To clarify, I am not sure that we can relax expecting this type of salvation. It is just plan D after the first three fail (A—alignment, B—pause, C—boxing or destroying). We can make plan D stronger by:
1. Improving decision theory
2. Exploring the power of commitments
3. Sending messages to aliens in space now (METI) with a request for help in order to improve our counterfactual negotiation position
But to do all these, we need to look more in this direction.
A galactic brain can surely extract more utility from additional pieces of matter, but it is less likely to be fate-changing utility, because fate can’t change 100 billion times after exploring each of 100 billion stars.
Scanning brains is an expensive act for a very young AI, so it may need to preserve us until later stages, and in later stages, the utility of our atoms will decline.
There could be an intermediate variant between storing data and preserving Earth: building a space station where each person gets an apartment. This space station would take around 10^3 cubic km of material, and given Earth’s volume of 10^12 cubic km, it would require only one billionth of Earth’s mass.

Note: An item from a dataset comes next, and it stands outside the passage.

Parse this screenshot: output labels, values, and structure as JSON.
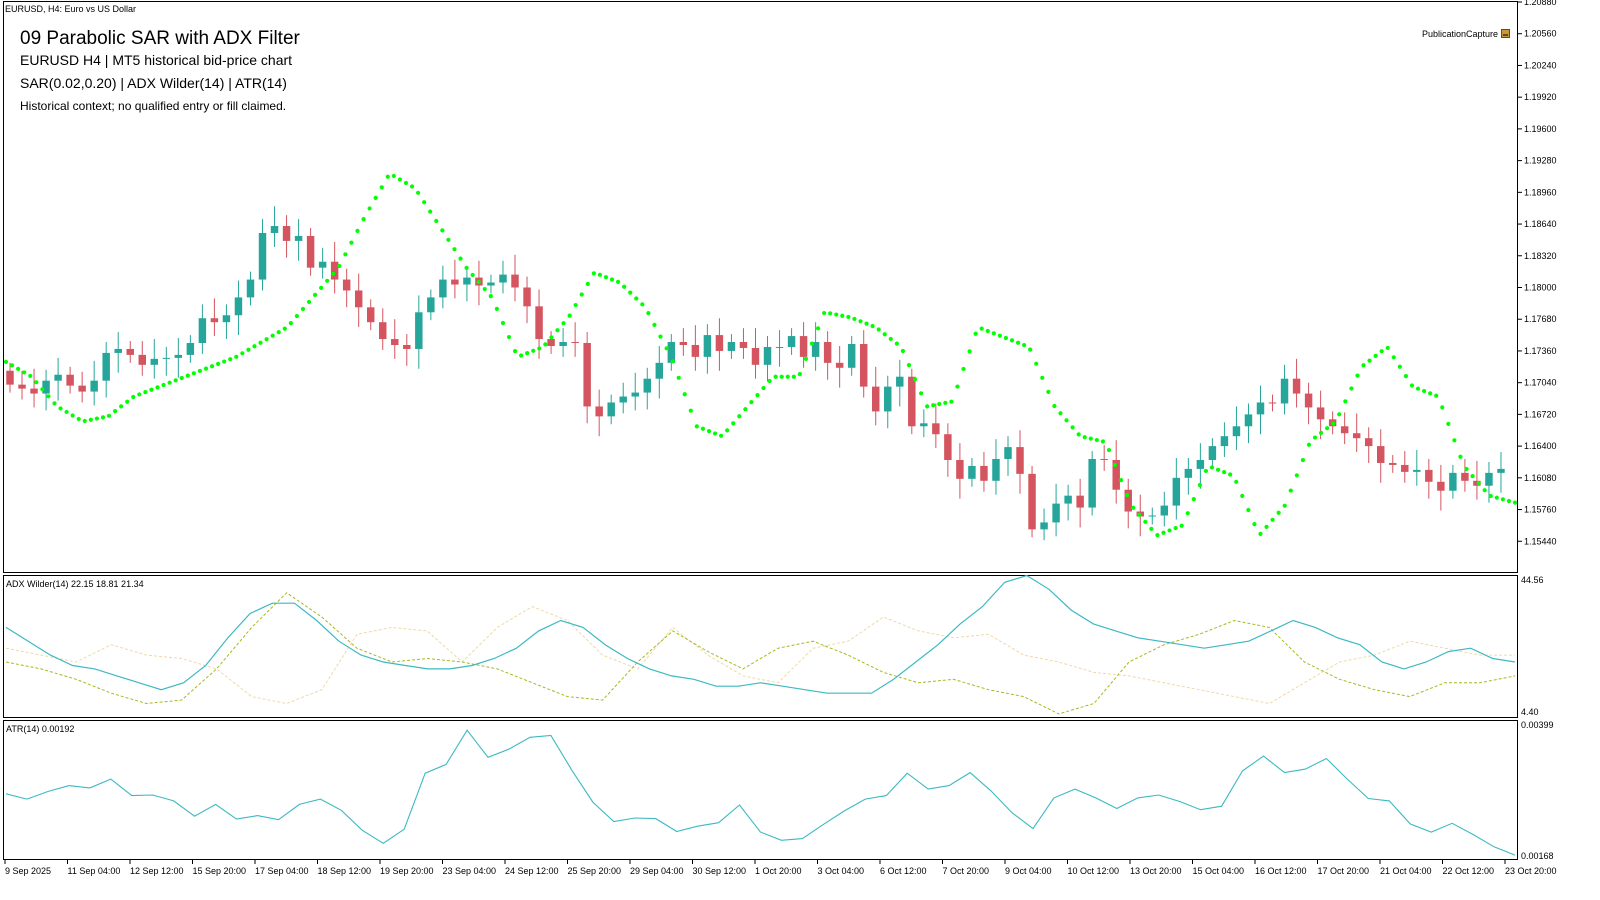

I think that for any young AI, the estimation of being in a simulation should be at least 10 percent. The independent probability of meeting aliens should also be around 10 percent. In each case, I would give a 0.1 chance that preserving humans will make some difference. In total, I estimate that preserving humans eliminates a 2 percent risk to AI survival from its point of view.
If aligned AI is created by negative utilitarians, it will kill us all.
Makes sense, I get that, all good points and good discussion.
I would say, scanning brains may be expensive early on, but cryonics and plasticination should be very cheap relative to space-based apartments, but the time it’s possible to have either at scale.